Миронов поднялся с жесткого колченогого топчана. Шагнул к «волчку». На него не мигая уставились два, как у рыси, глаза:
– Жалашь?.. Тогда открою...
Видно, молчание Миронова надзиратель принял за согласие, он всунул в замочную скважину ключ и резко повернул – железная окованная стальными полосами дверь, как обычно, противно скрипя, медленно открылась. В квадрате проема – фигура стражника, что-то вдруг показалось в нем Миронову знакомым, но он тут же отогнал нелепую мысль, по его мнению, – нигде не мог он повстречать такую мерзкую личность.
Миронов автоматически, «по-уставному», заложив руки за спину, медленно, как-то чересчур даже осторожно, словно в потемках, переступал ногами. Почему-то в коленях появилась противная дрожь. Ноги стали какими-то ватными и как всегда цепко и упруго не захватывали землю, а скользили, как по льду, тонкому, молодому, хрупкому... Правда, под ногами не земля, а железная поверхность тюремного коридора. Лестница тоже железная, гулко фиксирующая шаги. Не думал Миронов, что его шаги могут быть тяжелыми, грузно-старческими и издавать неприятно шаркающий звук. «Надо просто выше поднимать ноги, – подумал он. – А может быть, это от подков на сапогах?.. Или, может быть, от шпор?.. Шпор!.. О!.. Ах, если бы так, как в былые годы, когда только звон шпор догонял его легкие, стремительные шаги. Поступь кавалериста лукаво-тихая, осторожно-быстрая... Рывок – и еще не успеет в воздухе раствориться малиновый звон шпор, как цель достигнута».

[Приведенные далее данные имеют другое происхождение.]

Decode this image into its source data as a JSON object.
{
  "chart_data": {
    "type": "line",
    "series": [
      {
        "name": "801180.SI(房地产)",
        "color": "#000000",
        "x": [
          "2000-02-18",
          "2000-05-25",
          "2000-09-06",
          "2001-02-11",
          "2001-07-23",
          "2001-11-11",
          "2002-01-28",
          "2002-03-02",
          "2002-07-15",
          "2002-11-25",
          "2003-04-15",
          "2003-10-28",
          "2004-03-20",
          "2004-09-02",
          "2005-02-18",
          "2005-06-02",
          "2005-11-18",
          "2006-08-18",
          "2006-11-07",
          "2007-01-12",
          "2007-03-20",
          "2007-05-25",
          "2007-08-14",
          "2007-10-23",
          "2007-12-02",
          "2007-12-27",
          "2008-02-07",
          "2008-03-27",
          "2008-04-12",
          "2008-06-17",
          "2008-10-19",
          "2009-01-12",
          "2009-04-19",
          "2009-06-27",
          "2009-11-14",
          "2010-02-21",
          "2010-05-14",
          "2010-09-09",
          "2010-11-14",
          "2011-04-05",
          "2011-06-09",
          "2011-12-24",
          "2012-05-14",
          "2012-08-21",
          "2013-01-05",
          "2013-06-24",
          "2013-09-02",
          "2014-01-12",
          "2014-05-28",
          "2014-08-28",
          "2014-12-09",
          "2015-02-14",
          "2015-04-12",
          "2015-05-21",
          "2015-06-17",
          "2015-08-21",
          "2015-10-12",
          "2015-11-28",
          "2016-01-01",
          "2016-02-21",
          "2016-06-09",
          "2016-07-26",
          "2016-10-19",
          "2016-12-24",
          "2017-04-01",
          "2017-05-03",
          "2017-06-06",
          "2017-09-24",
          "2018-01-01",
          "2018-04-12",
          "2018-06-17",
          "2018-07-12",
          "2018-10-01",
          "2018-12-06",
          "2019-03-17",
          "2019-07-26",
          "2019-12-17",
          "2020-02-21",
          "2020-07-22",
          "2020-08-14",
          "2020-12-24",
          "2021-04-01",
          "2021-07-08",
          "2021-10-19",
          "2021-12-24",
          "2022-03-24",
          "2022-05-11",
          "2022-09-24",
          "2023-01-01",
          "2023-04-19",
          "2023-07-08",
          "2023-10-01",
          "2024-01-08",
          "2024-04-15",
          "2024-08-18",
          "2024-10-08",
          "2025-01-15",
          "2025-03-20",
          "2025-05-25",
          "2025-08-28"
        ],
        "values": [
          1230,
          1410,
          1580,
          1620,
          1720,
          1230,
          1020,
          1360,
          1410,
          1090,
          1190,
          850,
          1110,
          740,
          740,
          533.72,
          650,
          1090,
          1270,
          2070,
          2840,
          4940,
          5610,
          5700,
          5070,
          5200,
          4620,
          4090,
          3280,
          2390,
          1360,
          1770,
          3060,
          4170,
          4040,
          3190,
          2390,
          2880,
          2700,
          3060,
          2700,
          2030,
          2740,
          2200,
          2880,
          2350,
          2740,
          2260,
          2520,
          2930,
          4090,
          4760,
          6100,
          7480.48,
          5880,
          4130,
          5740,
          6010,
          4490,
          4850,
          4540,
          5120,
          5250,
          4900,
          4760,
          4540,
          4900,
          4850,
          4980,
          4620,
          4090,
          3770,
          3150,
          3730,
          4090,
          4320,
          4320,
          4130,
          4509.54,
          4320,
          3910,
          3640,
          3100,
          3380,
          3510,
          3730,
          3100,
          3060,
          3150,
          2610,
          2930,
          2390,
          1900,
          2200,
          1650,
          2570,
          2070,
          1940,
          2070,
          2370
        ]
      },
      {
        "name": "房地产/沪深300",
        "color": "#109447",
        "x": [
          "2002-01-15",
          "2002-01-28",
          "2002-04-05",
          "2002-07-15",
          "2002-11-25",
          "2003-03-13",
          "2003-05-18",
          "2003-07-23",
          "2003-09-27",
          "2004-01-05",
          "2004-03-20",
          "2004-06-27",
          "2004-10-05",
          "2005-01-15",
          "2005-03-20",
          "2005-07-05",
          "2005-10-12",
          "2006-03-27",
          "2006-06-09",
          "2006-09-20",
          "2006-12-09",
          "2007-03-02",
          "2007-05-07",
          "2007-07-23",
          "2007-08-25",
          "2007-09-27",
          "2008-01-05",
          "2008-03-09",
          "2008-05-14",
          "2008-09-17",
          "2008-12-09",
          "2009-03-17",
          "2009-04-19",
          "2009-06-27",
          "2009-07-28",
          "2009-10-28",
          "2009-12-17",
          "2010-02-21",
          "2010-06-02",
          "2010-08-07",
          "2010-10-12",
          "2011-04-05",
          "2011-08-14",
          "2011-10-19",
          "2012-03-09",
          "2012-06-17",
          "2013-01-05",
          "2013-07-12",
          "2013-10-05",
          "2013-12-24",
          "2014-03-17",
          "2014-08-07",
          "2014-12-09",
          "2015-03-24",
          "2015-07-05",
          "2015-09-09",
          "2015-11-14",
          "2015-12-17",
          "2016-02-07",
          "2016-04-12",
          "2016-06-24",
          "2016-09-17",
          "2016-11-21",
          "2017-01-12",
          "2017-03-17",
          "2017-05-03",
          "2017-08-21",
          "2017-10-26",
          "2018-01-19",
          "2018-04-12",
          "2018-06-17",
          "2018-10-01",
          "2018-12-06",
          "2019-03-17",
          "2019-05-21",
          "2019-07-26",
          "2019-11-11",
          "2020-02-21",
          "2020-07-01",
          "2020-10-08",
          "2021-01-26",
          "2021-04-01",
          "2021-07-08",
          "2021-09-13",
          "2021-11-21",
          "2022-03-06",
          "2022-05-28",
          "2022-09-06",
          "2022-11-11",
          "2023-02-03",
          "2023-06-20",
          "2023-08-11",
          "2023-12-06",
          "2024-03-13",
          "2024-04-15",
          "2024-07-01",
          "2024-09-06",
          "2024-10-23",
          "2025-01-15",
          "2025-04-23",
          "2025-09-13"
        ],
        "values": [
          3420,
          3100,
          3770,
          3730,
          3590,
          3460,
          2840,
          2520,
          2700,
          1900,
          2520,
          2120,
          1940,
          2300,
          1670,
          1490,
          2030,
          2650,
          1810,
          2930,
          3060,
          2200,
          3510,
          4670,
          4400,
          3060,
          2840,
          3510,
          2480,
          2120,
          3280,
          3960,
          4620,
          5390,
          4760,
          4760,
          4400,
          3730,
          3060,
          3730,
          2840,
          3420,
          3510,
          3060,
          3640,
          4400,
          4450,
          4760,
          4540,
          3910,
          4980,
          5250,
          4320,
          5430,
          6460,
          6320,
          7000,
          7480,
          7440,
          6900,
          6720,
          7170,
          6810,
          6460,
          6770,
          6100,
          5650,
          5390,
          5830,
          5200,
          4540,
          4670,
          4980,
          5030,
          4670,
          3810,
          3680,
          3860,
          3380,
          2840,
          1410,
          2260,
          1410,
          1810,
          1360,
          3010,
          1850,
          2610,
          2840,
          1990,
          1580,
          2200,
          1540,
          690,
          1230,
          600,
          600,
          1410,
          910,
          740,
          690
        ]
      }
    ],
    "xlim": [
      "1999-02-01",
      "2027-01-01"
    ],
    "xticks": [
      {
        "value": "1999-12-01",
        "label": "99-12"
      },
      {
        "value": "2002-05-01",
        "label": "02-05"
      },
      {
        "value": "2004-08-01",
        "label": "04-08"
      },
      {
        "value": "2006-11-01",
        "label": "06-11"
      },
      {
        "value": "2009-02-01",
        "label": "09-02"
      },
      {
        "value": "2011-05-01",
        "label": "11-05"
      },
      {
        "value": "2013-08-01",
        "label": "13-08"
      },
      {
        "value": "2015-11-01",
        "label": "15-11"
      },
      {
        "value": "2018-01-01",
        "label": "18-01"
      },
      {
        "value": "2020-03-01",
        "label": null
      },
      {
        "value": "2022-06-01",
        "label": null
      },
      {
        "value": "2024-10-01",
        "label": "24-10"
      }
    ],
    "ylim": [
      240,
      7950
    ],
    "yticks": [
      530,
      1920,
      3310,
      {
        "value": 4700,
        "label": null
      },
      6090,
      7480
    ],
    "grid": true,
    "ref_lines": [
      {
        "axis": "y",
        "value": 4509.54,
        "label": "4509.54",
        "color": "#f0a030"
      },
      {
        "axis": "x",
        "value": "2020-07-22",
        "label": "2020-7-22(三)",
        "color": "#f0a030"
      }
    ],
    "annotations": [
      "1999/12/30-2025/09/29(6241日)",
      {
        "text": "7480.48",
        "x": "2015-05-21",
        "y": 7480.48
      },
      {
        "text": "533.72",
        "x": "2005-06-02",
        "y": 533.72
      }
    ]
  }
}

Миронов прошел еще несколько обитых железом дверей, и вот последние открылись, и он высунул голову в тюремный дворик. Все поплыло вокруг... Наверное, помимо воли, слишком много для первого раза «хлебнул вольного воздуха»... Поднял отяжелевшие веки – в главах туман. Сквозь него какой-то розовый силуэт возник. Но вот очертания становились явственнее, принимали вид женской фигуры... Такой розовый шарф в далекой прошлой жизни набрасывала на смуглые плечи Надя-Надюша... Он вдруг за многие последние дни осмысленно и с глубокой горечью подумал: «Все осквернено и загублено... И вовек, наверное, не увидеть ему юное, дорогое лицо милой и любимой девушки. Видно, ничто не повторяется, как не повторяются шаги человека в одной и той же быстротекущей речной воде... Ах, Надя-Надюша. Что же за тайна заключена в твоей молодости?! Только бы увидеть, хотя бы еще один раз – и тогда можно будет без страха и сожаления прощаться с жестоким и кровавым миром. Но это недостижимо, как вернуть собственную молодость...»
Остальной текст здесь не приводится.